[WACV 2025 (Oral)] PTQ4VM: Post-training Quantization for Visual Mamba

April 7, 2025 · View on GitHub

This is official code for the paper PTQ4VM.

PTQ4VM can be applied to various Visual Mamba backbones, converting the pretrained model to a quantized format in under 15 minutes without notable quality degradation.

Updates

Apr. 6th, 2025: Update: We fixed the code of VMamba. There was a slight performance drop at 4-bit. We have updated it on arxiv, please check it out.
Mar. 3rd, 2025: Update: we release the code of VMamba.

Install

Setting conda

conda create -n ptq4vm python=3.10 -y
conda activate ptq4vm

Clone the PTQ4VM repository

git clone https://github.com/YoungHyun197/ptq4vm
cd ptq4vm

Install the dependencies

pip install -r requirements.txt
pip install causal-conv1d==1.1.1
pip install mamba-ssm==1.2.0.post1

Replace core implementation of Mamba

cp -rf mamba-1p1p1/mamba_ssm /opt/conda/lib/python3.10/site-packages

Install the CUDA kernel

python ./cuda_measure/setup_vim_GEMM.py install

How to use PTQ4VM

Here we use Vision Mamba (Vim) model as an example. Before applying ptq4vm, prepare a pre-trained model. You can download the model from this url.

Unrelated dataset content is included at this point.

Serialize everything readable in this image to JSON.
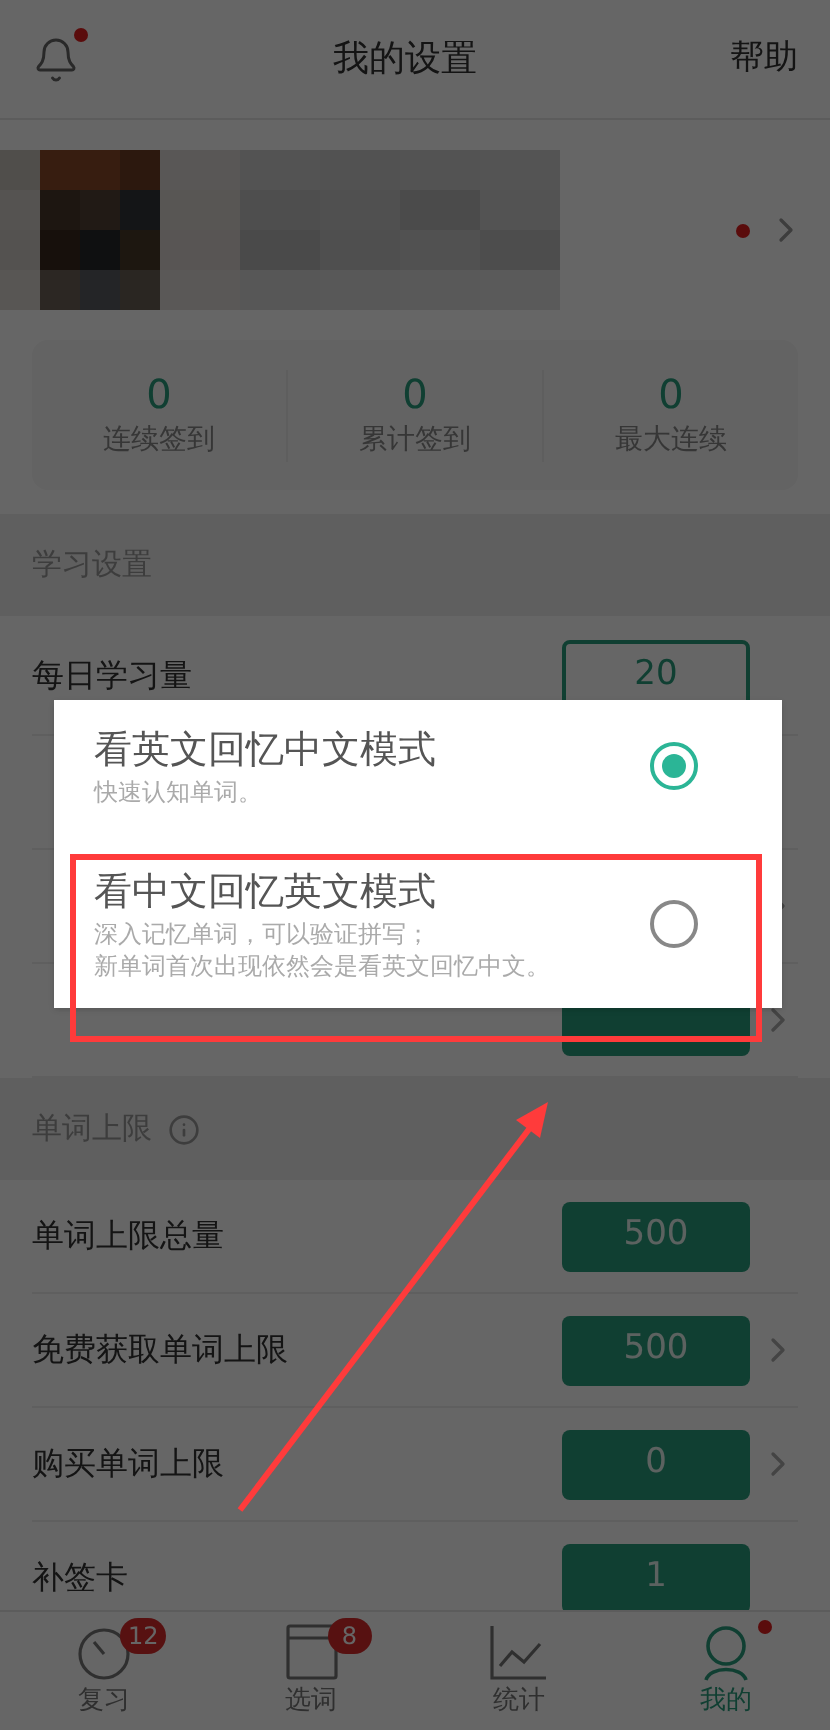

You can check the VMamba example from this url.

Generate activation smoothing scale

torchrun --nproc_per_node 1 generate_act_scale.py --resume [model-path] --model vim_tiny_patch16_224_bimambav2_final_pool_mean_abs_pos_embed_with_midclstok_div2 --data-path [imagenet path] --batch-size 256

Joint Learning of Smoothing Scale and Step size (JLSS)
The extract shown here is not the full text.